Does it alter the significance and qualitative relevance of the query if, instead, we exchange the word with “probable”? Does probability by numerical quantification of possibility negate the extremes and unfettered boundaries of the possible? Does a statistical analysis make a difference – say, if a “scientist” asserts that the chances of Martians existing on Mars in a parallel universe unseen is 1-in-1 Billion (as opposed to 1-in-999 million – i.e., are such statements and declarations really accurate at all?) – to the extent that it somehow replaces with credibility the conceptual construct of the possible?
It is all very doubtful, and beyond some cynicism of puzzlement and suspicion that such statistical assertions constitute a perfection of any reasonable methodological approach, the reality is that for the person who is struck by lightening while golfing on a sunny day, that 1-in-a-trillion chance is negated by the 100% probability that he or she was, in fact, in reality, struck by lightening, no matter what the statistical analysis declares.
In the end, probability analysis places some semblance of constraints upon the fenceless conceptual paradigm of possibilities, but it is the latter which compels man to attempt feats beyond the probable, and it is the former which places a reality check upon the limitless creativity of fools, madmen and eccentric geniuses throughout history.

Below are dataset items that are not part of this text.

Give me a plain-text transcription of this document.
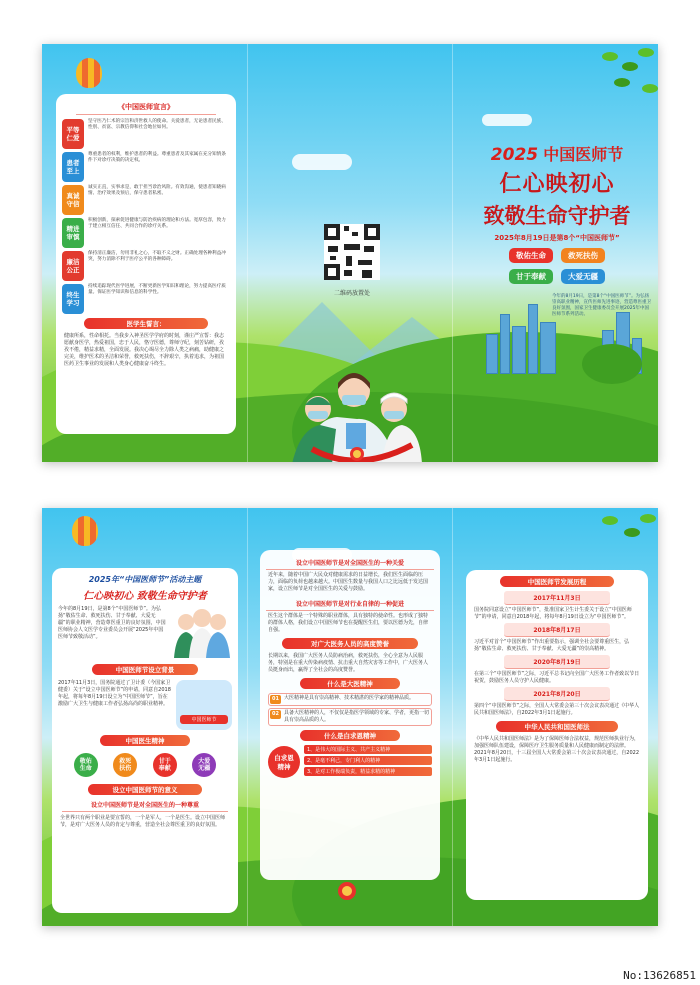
《中国医师宣言》
平等
仁爱
坚守医乃仁术的宗旨和济世救人的使命。关爱患者，无论患者民族、性别、贫富、宗教信仰和社会地位如何。
患者
至上
尊重患者的权利，维护患者的利益。尊重患者及其家属在充分知情条件下对诊疗决策的决定权。
真诚
守信
诚实正直，实事求是，敢于担当诊治风险。有效沟通，使患者知晓病情、治疗效果及预后，保守患者私密。
精进
审慎
积极创新，探索促进健康与防治疾病的理论和方法。宽厚包容，致力于建立相互信任、共同合作的诊疗关系。
廉洁
公正
保持清正廉洁，勿用非礼之心，不取不义之财。正确处理各种利益冲突，努力消除不利于医疗公平的各种障碍。
终生
学习
持续追踪现代医学进展，不断更新医学知识和理论，努力提高医疗质量。保证医学知识和信息的科学性。
医学生誓言：
健康所系，性命相托。当我步入神圣医学学府的时刻，谨庄严宣誓：我志愿献身医学，热爱祖国，忠于人民，恪守医德，尊师守纪，刻苦钻研，孜孜不倦，精益求精，全面发展。我决心竭尽全力除人类之病痛，助健康之完美，维护医术的圣洁和荣誉，救死扶伤，不辞艰辛，执着追求，为祖国医药卫生事业的发展和人类身心健康奋斗终生。
二维码放置处
2025 中国医师节
仁心映初心
致敬生命守护者
2025年8月19日是第8个“中国医师节”
敬佑生命	救死扶伤
甘于奉献	大爱无疆
今年的8月19日，是第8个“中国医师节”。为弘扬崇高职业精神，宣传医师先进事迹，营造尊医重卫良好氛围，国家卫生健康委员会开展2025年中国医师节系列活动。
2025年“中国医师节”活动主题
仁心映初心 致敬生命守护者
今年的8月19日，是第8个“中国医师节”。为弘扬“敬佑生命、救死扶伤、甘于奉献、大爱无疆”的职业精神，营造尊医重卫的良好氛围，中国医师协会人文医学专业委员会开展“2025年中国医师节致敬活动”。
中国医师节设立背景
2017年11月3日，国务院通过了卫计委（今国家卫健委）关于“设立中国医师节”的申请，同意自2018年起，将每年8月19日设立为“中国医师节”，旨在激励广大卫生与健康工作者弘扬高尚的职业精神。
中国医师节
中国医生精神
敬佑
生命
救死
扶伤
甘于
奉献
大爱
无疆
设立中国医师节的意义
设立中国医师节是对全国医生的一种尊重
全世界只有两个职业是要宣誓的，一个是军人，一个是医生。设立中国医师节，是对广大医务人员的肯定与尊重，营造全社会尊医重卫的良好氛围。
设立中国医师节是对全国医生的一种关爱
近年来，随着中国广大民众对健康需求的日益增长，我们医生面临的压力，面临的负荷也越来越大。中国医生数量与我国人口之比远低于发达国家，设立医师节是对全国医生的关爱与鼓励。
设立中国医师节是对行业自律的一种促进
医生这个群体是一个特殊的职业群体，具有独特的使命性。也形成了独特的群体人格，我们设立中国医师节也在提醒医生们，要以医德为先，自律自强。
对广大医务人员的高度赞誉
长期以来，我国广大医务人员防病治病，救死扶伤，全心全意为人民服务，特别是在重大传染病疫情、抗击重大自然灾害等工作中，广大医务人员挺身而出，赢得了全社会的高度赞誉。
什么是大医精神
01	大医精神是具有崇高精神、技术精湛的医学家的精神品质。
02	具备大医精神的人，不仅仅是指医学领域的专家、学者，更指一切具有崇高品质的人。
什么是白求恩精神
白求恩
精神
1、是伟大的国际主义、共产主义精神
2、是毫不利己，专门利人的精神
3、是对工作极端负责，精益求精的精神
中国医师节发展历程
2017年11月3日
国务院同意设立“中国医师节”，批准国家卫生计生委关于设立“中国医师节”的申请，同意自2018年起，将每年8月19日设立为“中国医师节”。
2018年8月17日
习近平对首个“中国医师节”作出重要指示，强调全社会要尊重医生，弘扬“敬佑生命、救死扶伤、甘于奉献、大爱无疆”的崇高精神。
2020年8月19日
在第三个“中国医师节”之际，习近平总书记向全国广大医务工作者致以节日祝贺，鼓励医务人员守护人民健康。
2021年8月20日
第四个“中国医师节”之际，全国人大常委会第三十次会议表决通过《中华人民共和国医师法》，自2022年3月1日起施行。
中华人民共和国医师法
《中华人民共和国医师法》是为了保障医师合法权益，规范医师执业行为，加强医师队伍建设，保障医疗卫生服务质量和人民健康而制定的法律。2021年8月20日，十三届全国人大常委会第三十次会议表决通过，自2022年3月1日起施行。
No:13626851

For Federal employees and U.S. Postal workers who are considering the possibility of pursuing a Federal Disability Retirement application, whether the Federal employee or U.S. Postal Worker is under FERS, CSRS or CSRS Offset, the question often constraining is the probability consensus of “success” – and, yes, that is a consideration that the reality of a bureaucracy and administrative process should face and take into consideration.

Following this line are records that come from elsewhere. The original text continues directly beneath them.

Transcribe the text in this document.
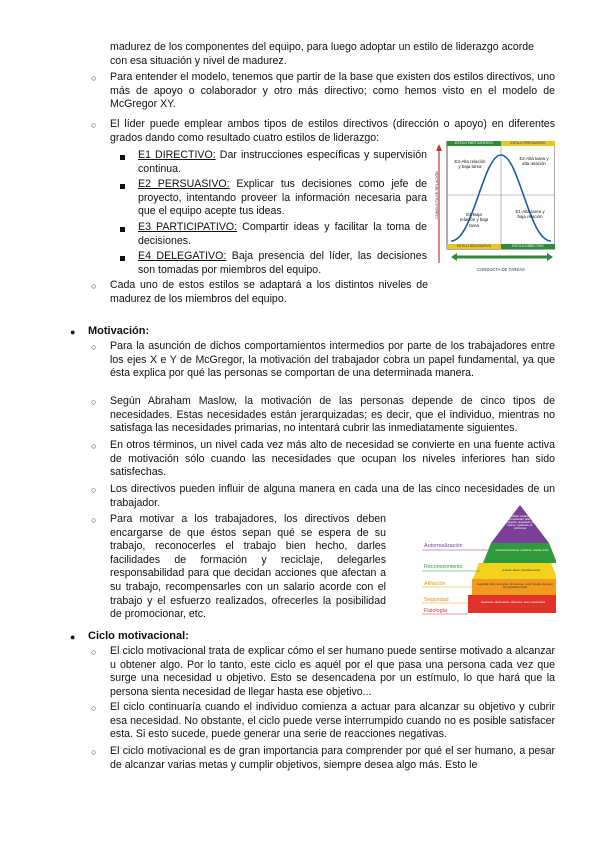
madurez de los componentes del equipo, para luego adoptar un estilo de liderazgo acorde
con esa situación y nivel de madurez.
○ Para entender el modelo, tenemos que partir de la base que existen dos estilos directivos, uno más de apoyo o colaborador y otro más directivo; como hemos visto en el modelo de McGregor XY.
○ El líder puede emplear ambos tipos de estilos directivos (dirección o apoyo) en diferentes grados dando como resultado cuatro estilos de liderazgo:
E1 DIRECTIVO: Dar instrucciones específicas y supervisión continua.
E2 PERSUASIVO: Explicar tus decisiones como jefe de proyecto, intentando proveer la información necesaria para que el equipo acepte tus ideas.
E3 PARTICIPATIVO: Compartir ideas y facilitar la toma de decisiones.
E4 DELEGATIVO: Baja presencia del líder, las decisiones son tomadas por miembros del equipo.
○ Cada uno de estos estilos se adaptará a los distintos niveles de madurez de los miembros del equipo.
ESTILO PARTICIPATIVO	ESTILO PERSUASIVO
ESTILO DELEGATIVO	ESTILO DIRECTIVO
E3-Alta relación y baja tarea
E2-Alta tarea y alta relación
E4-Baja relación y baja tarea
E1-Alta tarea y baja relación
CONDUCTA DE RELACIÓN
CONDUCTA DE TAREAS
● Motivación:
○ Para la asunción de dichos comportamientos intermedios por parte de los trabajadores entre los ejes X e Y de McGregor, la motivación del trabajador cobra un papel fundamental, ya que ésta explica por qué las personas se comportan de una determinada manera.
○ Según Abraham Maslow, la motivación de las personas depende de cinco tipos de necesidades. Estas necesidades están jerarquizadas; es decir, que el individuo, mientras no satisfaga las necesidades primarias, no intentará cubrir las inmediatamente siguientes.
○ En otros términos, un nivel cada vez más alto de necesidad se convierte en una fuente activa de motivación sólo cuando las necesidades que ocupan los niveles inferiores han sido satisfechas.
○ Los directivos pueden influir de alguna manera en cada una de las cinco necesidades de un trabajador.
○ Para motivar a los trabajadores, los directivos deben encargarse de que éstos sepan qué se espera de su trabajo, reconocerles el trabajo bien hecho, darles facilidades de formación y reciclaje, delegarles responsabilidad para que decidan acciones que afectan a su trabajo, recompensarles con un salario acorde con el trabajo y el esfuerzo realizados, ofrecerles la posibilidad de promocionar, etc.
Autorrealización
Reconocimiento
Afiliación
Seguridad
Fisiología
moralidad, creatividad, espontaneidad, falta de prejuicios, aceptación de hechos, resolución de problemas
autorreconocimiento, confianza, respeto, éxito
amistad, afecto, intimidad sexual
seguridad física, de empleo, de recursos, moral, familiar, de salud, de propiedad privada
respiración, alimentación, descanso, sexo, homeostasis
● Ciclo motivacional:
○ El ciclo motivacional trata de explicar cómo el ser humano puede sentirse motivado a alcanzar u obtener algo. Por lo tanto, este ciclo es aquél por el que pasa una persona cada vez que surge una necesidad u objetivo. Esto se desencadena por un estímulo, lo que hará que la persona sienta necesidad de llegar hasta ese objetivo...
○ El ciclo continuaría cuando el individuo comienza a actuar para alcanzar su objetivo y cubrir esa necesidad. No obstante, el ciclo puede verse interrumpido cuando no es posible satisfacer esta. Si esto sucede, puede generar una serie de reacciones negativas.
○ El ciclo motivacional es de gran importancia para comprender por qué el ser humano, a pesar de alcanzar varias metas y cumplir objetivos, siempre desea algo más. Esto le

In the end, the possibility of a successful filing can be enhanced by the probability factors that are required by law: A methodological approach; a supportive doctor who is willing to provide a narrative connecting the dots between the medical condition and the essential elements of one’s positional duties; a systematic legal argumentation that provides a “road-map” for the Administrative Specialist at OPM; and an understanding that the possibilities to pursue can be qualitatively quantified by the probability of supportive documentation. Go figure.